4.2.4 Case Study and Error Analysis

We present a case study and error analysis based on the examples reported in Figure 3.555Better with colors The Abstract (ABS) mentions the the analysis of 5 studies on the effects of the continuous (CAS) or intermittent (IAS) androgen suppression therapy on advanced prostate cancer. The UL-BART model generated a slightly longer simplified text than NapSS. Specifically, sentence 4 from the UL-BART output mixed and linked the biochemical progression assessment with the IAS and CAS side-effect for potency. In contrast, sentence 3 generated by NapSS is more relevant to the findings of all studies considered.
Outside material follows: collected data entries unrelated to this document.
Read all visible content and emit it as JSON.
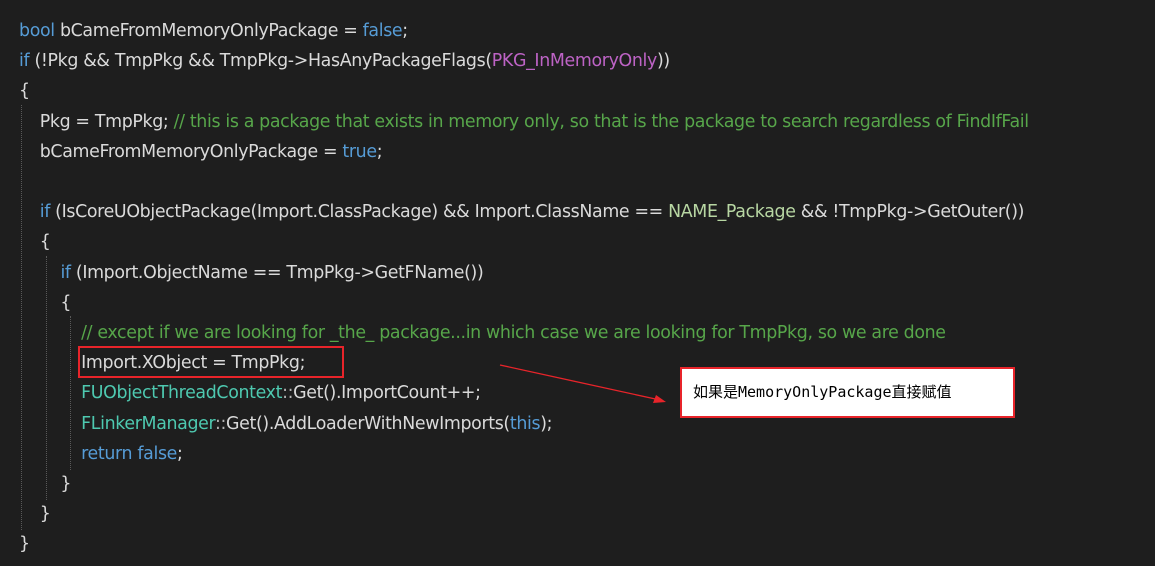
{
  "code_lines": [
    [
      {
        "t": "bool",
        "c": "kw"
      },
      {
        "t": " bCameFromMemoryOnlyPackage = ",
        "c": "id"
      },
      {
        "t": "false",
        "c": "kw"
      },
      {
        "t": ";",
        "c": "id"
      }
    ],
    [
      {
        "t": "if",
        "c": "kw"
      },
      {
        "t": " (!Pkg && TmpPkg && TmpPkg->HasAnyPackageFlags(",
        "c": "id"
      },
      {
        "t": "PKG_InMemoryOnly",
        "c": "mac2"
      },
      {
        "t": "))",
        "c": "id"
      }
    ],
    [
      {
        "t": "{",
        "c": "id"
      }
    ],
    [
      {
        "t": "    Pkg = TmpPkg; ",
        "c": "id"
      },
      {
        "t": "// this is a package that exists in memory only, so that is the package to search regardless of FindIfFail",
        "c": "cm"
      }
    ],
    [
      {
        "t": "    bCameFromMemoryOnlyPackage = ",
        "c": "id"
      },
      {
        "t": "true",
        "c": "kw"
      },
      {
        "t": ";",
        "c": "id"
      }
    ],
    [],
    [
      {
        "t": "    ",
        "c": "id"
      },
      {
        "t": "if",
        "c": "kw"
      },
      {
        "t": " (IsCoreUObjectPackage(Import.ClassPackage) && Import.ClassName == ",
        "c": "id"
      },
      {
        "t": "NAME_Package",
        "c": "nm"
      },
      {
        "t": " && !TmpPkg->GetOuter())",
        "c": "id"
      }
    ],
    [
      {
        "t": "    {",
        "c": "id"
      }
    ],
    [
      {
        "t": "        ",
        "c": "id"
      },
      {
        "t": "if",
        "c": "kw"
      },
      {
        "t": " (Import.ObjectName == TmpPkg->GetFName())",
        "c": "id"
      }
    ],
    [
      {
        "t": "        {",
        "c": "id"
      }
    ],
    [
      {
        "t": "            ",
        "c": "id"
      },
      {
        "t": "// except if we are looking for _the_ package...in which case we are looking for TmpPkg, so we are done",
        "c": "cm"
      }
    ],
    [
      {
        "t": "            Import.XObject = TmpPkg;",
        "c": "id"
      }
    ],
    [
      {
        "t": "            ",
        "c": "id"
      },
      {
        "t": "FUObjectThreadContext",
        "c": "type"
      },
      {
        "t": "::",
        "c": "op"
      },
      {
        "t": "Get().ImportCount++;",
        "c": "id"
      }
    ],
    [
      {
        "t": "            ",
        "c": "id"
      },
      {
        "t": "FLinkerManager",
        "c": "type"
      },
      {
        "t": "::",
        "c": "op"
      },
      {
        "t": "Get().AddLoaderWithNewImports(",
        "c": "id"
      },
      {
        "t": "this",
        "c": "kw"
      },
      {
        "t": ");",
        "c": "id"
      }
    ],
    [
      {
        "t": "            ",
        "c": "id"
      },
      {
        "t": "return",
        "c": "kw"
      },
      {
        "t": " ",
        "c": "id"
      },
      {
        "t": "false",
        "c": "kw"
      },
      {
        "t": ";",
        "c": "id"
      }
    ],
    [
      {
        "t": "        }",
        "c": "id"
      }
    ],
    [
      {
        "t": "    }",
        "c": "id"
      }
    ],
    [
      {
        "t": "}",
        "c": "id"
      }
    ]
  ],
  "annotation": {
    "callout_text": "如果是MemoryOnlyPackage直接赋值",
    "highlighted_line_index": 11
  },
  "colors": {
    "background": "#1e1e1e",
    "keyword": "#569cd6",
    "identifier": "#dadada",
    "comment": "#57a64a",
    "macro": "#bd63c5",
    "type": "#4ec9b0",
    "name_constant": "#b8d7a3",
    "annotation_red": "#e8242a"
  }
}
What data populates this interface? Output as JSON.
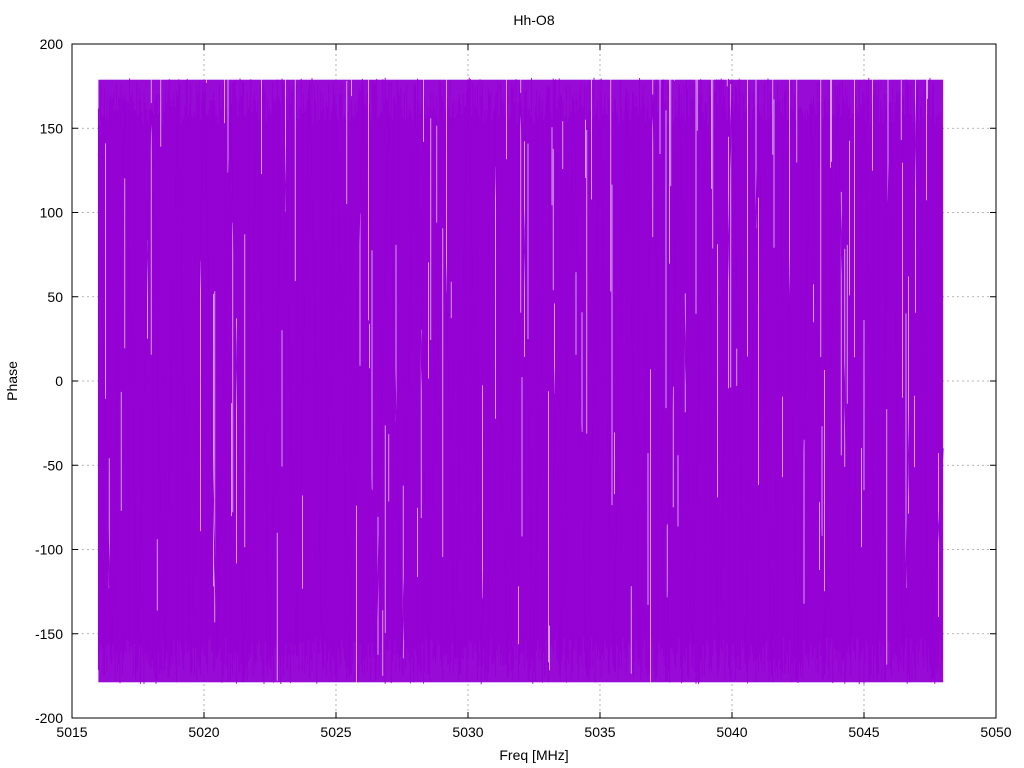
{
  "chart_data": {
    "type": "line",
    "title": "Hh-O8",
    "xlabel": "Freq [MHz]",
    "ylabel": "Phase",
    "xlim": [
      5015,
      5050
    ],
    "ylim": [
      -200,
      200
    ],
    "xticks": [
      5015,
      5020,
      5025,
      5030,
      5035,
      5040,
      5045,
      5050
    ],
    "yticks": [
      -200,
      -150,
      -100,
      -50,
      0,
      50,
      100,
      150,
      200
    ],
    "grid": true,
    "legend": "none",
    "series": [
      {
        "color": "#9400d3",
        "x_start": 5016.0,
        "x_end": 5048.0,
        "y_min": -180,
        "y_max": 180,
        "x": [
          5016.0,
          5016.5,
          5017.0,
          5017.5,
          5018.0,
          5018.5,
          5019.0,
          5019.5,
          5020.0,
          5020.5,
          5021.0,
          5021.5,
          5022.0,
          5022.5,
          5023.0,
          5023.5,
          5024.0,
          5024.5,
          5025.0,
          5025.5,
          5026.0,
          5026.5,
          5027.0,
          5027.5,
          5028.0,
          5028.5,
          5029.0,
          5029.5,
          5030.0,
          5030.5,
          5031.0,
          5031.5,
          5032.0,
          5032.5,
          5033.0,
          5033.5,
          5034.0,
          5034.5,
          5035.0,
          5035.5,
          5036.0,
          5036.5,
          5037.0,
          5037.5,
          5038.0,
          5038.5,
          5039.0,
          5039.5,
          5040.0,
          5040.5,
          5041.0,
          5041.5,
          5042.0,
          5042.5,
          5043.0,
          5043.5,
          5044.0,
          5044.5,
          5045.0,
          5045.5,
          5046.0,
          5046.5,
          5047.0,
          5047.5,
          5048.0
        ],
        "y": [
          135,
          -168,
          170,
          -160,
          165,
          -172,
          158,
          -175,
          172,
          -165,
          168,
          -178,
          160,
          -170,
          175,
          -162,
          178,
          -172,
          165,
          -176,
          170,
          -178,
          162,
          -168,
          176,
          -174,
          169,
          -165,
          178,
          -170,
          162,
          -176,
          171,
          -163,
          175,
          -172,
          168,
          -175,
          160,
          -168,
          174,
          -165,
          170,
          -178,
          176,
          -170,
          165,
          -172,
          178,
          -168,
          160,
          -175,
          172,
          -170,
          168,
          -174,
          175,
          -162,
          170,
          -178,
          166,
          -172,
          174,
          -170,
          -40
        ]
      }
    ]
  }
}
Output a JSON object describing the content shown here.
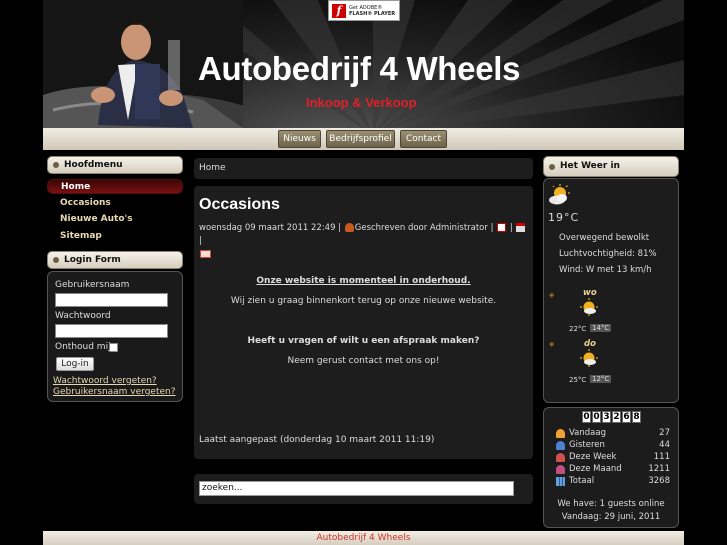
{
  "header": {
    "site_title": "Autobedrijf 4 Wheels",
    "site_subtitle": "Inkoop & Verkoop",
    "flash_badge": {
      "line1": "Get ADOBE®",
      "line2": "FLASH® PLAYER"
    }
  },
  "nav": {
    "items": [
      {
        "label": "Nieuws"
      },
      {
        "label": "Bedrijfsprofiel"
      },
      {
        "label": "Contact"
      }
    ]
  },
  "main_menu": {
    "title": "Hoofdmenu",
    "items": [
      {
        "label": "Home",
        "active": true
      },
      {
        "label": "Occasions"
      },
      {
        "label": "Nieuwe Auto's"
      },
      {
        "label": "Sitemap"
      }
    ]
  },
  "login": {
    "title": "Login Form",
    "username_label": "Gebruikersnaam",
    "password_label": "Wachtwoord",
    "remember_label": "Onthoud mij",
    "submit_label": "Log-in",
    "forgot_password": "Wachtwoord vergeten?",
    "forgot_username": "Gebruikersnaam vergeten?"
  },
  "breadcrumb": "Home",
  "article": {
    "title": "Occasions",
    "meta_date": "woensdag 09 maart 2011 22:49 |",
    "meta_author": "Geschreven door Administrator |",
    "notice_heading": "Onze website is momenteel in onderhoud.",
    "notice_text": "Wij zien u graag binnenkort terug op onze nieuwe website.",
    "question": "Heeft u vragen of wilt u een afspraak maken?",
    "contact_text": "Neem gerust contact met ons op!",
    "last_modified": "Laatst aangepast (donderdag 10 maart 2011 11:19)"
  },
  "search": {
    "placeholder": "zoeken..."
  },
  "weather": {
    "title": "Het Weer in \"Amsterdam\"",
    "temperature": "19°C",
    "condition": "Overwegend bewolkt",
    "humidity": "Luchtvochtigheid: 81%",
    "wind": "Wind: W met 13 km/h",
    "forecast": [
      {
        "day": "wo",
        "high": "22°C",
        "low": "14°C"
      },
      {
        "day": "do",
        "high": "25°C",
        "low": "12°C"
      }
    ]
  },
  "counter": {
    "digits": [
      "0",
      "0",
      "3",
      "2",
      "6",
      "8"
    ],
    "rows": [
      {
        "label": "Vandaag",
        "value": "27"
      },
      {
        "label": "Gisteren",
        "value": "44"
      },
      {
        "label": "Deze Week",
        "value": "111"
      },
      {
        "label": "Deze Maand",
        "value": "1211"
      },
      {
        "label": "Totaal",
        "value": "3268"
      }
    ],
    "guests": "We have: 1 guests online",
    "date": "Vandaag: 29 juni, 2011"
  },
  "footer": {
    "text": "Autobedrijf 4 Wheels"
  }
}
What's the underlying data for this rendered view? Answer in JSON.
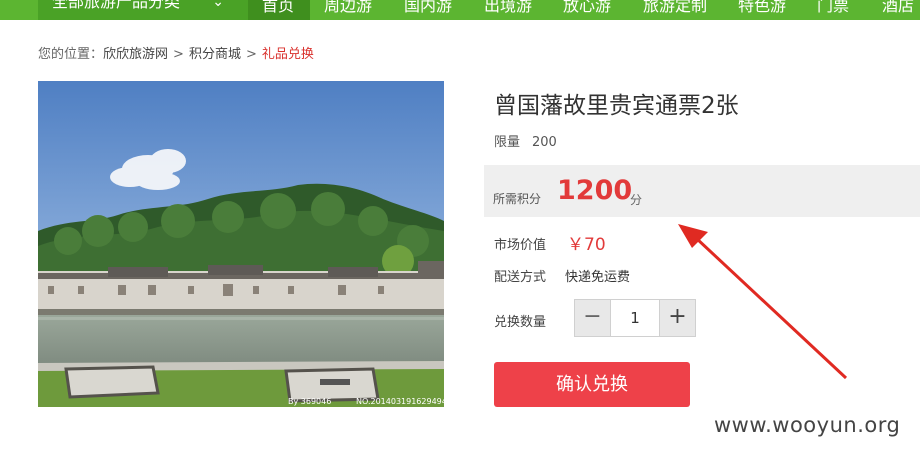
{
  "nav": {
    "category": "全部旅游产品分类",
    "items": [
      {
        "label": "首页",
        "active": true
      },
      {
        "label": "周边游"
      },
      {
        "label": "国内游"
      },
      {
        "label": "出境游"
      },
      {
        "label": "放心游"
      },
      {
        "label": "旅游定制"
      },
      {
        "label": "特色游"
      },
      {
        "label": "门票"
      },
      {
        "label": "酒店"
      }
    ]
  },
  "breadcrumb": {
    "prefix": "您的位置：",
    "items": [
      "欣欣旅游网",
      "积分商城"
    ],
    "current": "礼品兑换",
    "separator": ">"
  },
  "image": {
    "watermark_left": "By 369046",
    "watermark_right": "NO.201403191629494"
  },
  "product": {
    "title": "曾国藩故里贵宾通票2张",
    "limit_label": "限量",
    "limit_value": "200",
    "points_label": "所需积分",
    "points_value": "1200",
    "points_unit": "分",
    "market_label": "市场价值",
    "market_value": "￥70",
    "shipping_label": "配送方式",
    "shipping_value": "快递免运费",
    "quantity_label": "兑换数量",
    "quantity": "1",
    "minus": "−",
    "plus": "+",
    "confirm": "确认兑换"
  },
  "site_watermark": "www.wooyun.org",
  "colors": {
    "nav_green": "#5cb531",
    "accent_red": "#e23a3a",
    "button_red": "#ee4149"
  }
}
On the other hand, the last sentence 5 from the UL output reported a meaningful finding in consistence with reference sentence 7 from the PLS and reference sentence 7 from the ABS. NapSS instead omitted this information, probably because the related PLS sentences were not considered sufficiently relevant by the model.

5 Conclusions

We proposed a summarize-then-simplify two-stage model—NapSS—for paragraph-level medical text simplification. The first component is a “simplification-oriented” summarizer, which we trained over a heuristically derived set of “psuedo” references derived via sentence matching. At inference time, the summarizer extracts the most relevant content to be simplified. This is combined with an additional “narrative prompt” intended to promote consistency, and then passed to an encoder-decoder model to produce the simplified text. Experiments on a paragraph-level medical text simplification showed that, under several automatic metrics and human evaluation (involving “laypeople” and medical specialists), this method realized significant improvements with respect to both simplification quality and consistency.

Limitations

Our study is primarly based on the Cochrane paragraph-level medical text simplification dataset Devaraj et al. (2021a). While this dataset provides richer and more elaborated text than previous sentence-level medical datasets, such as TICO-19 Shardlow and Alva-Manchego (2022), it is worth noting that experimental documents tend to share a common pattern whose structure consists of: (i) discussing statistics about the clinical trials considered, (ii) list the experimental assessments, (iii) summarize the conclusions of the related findings.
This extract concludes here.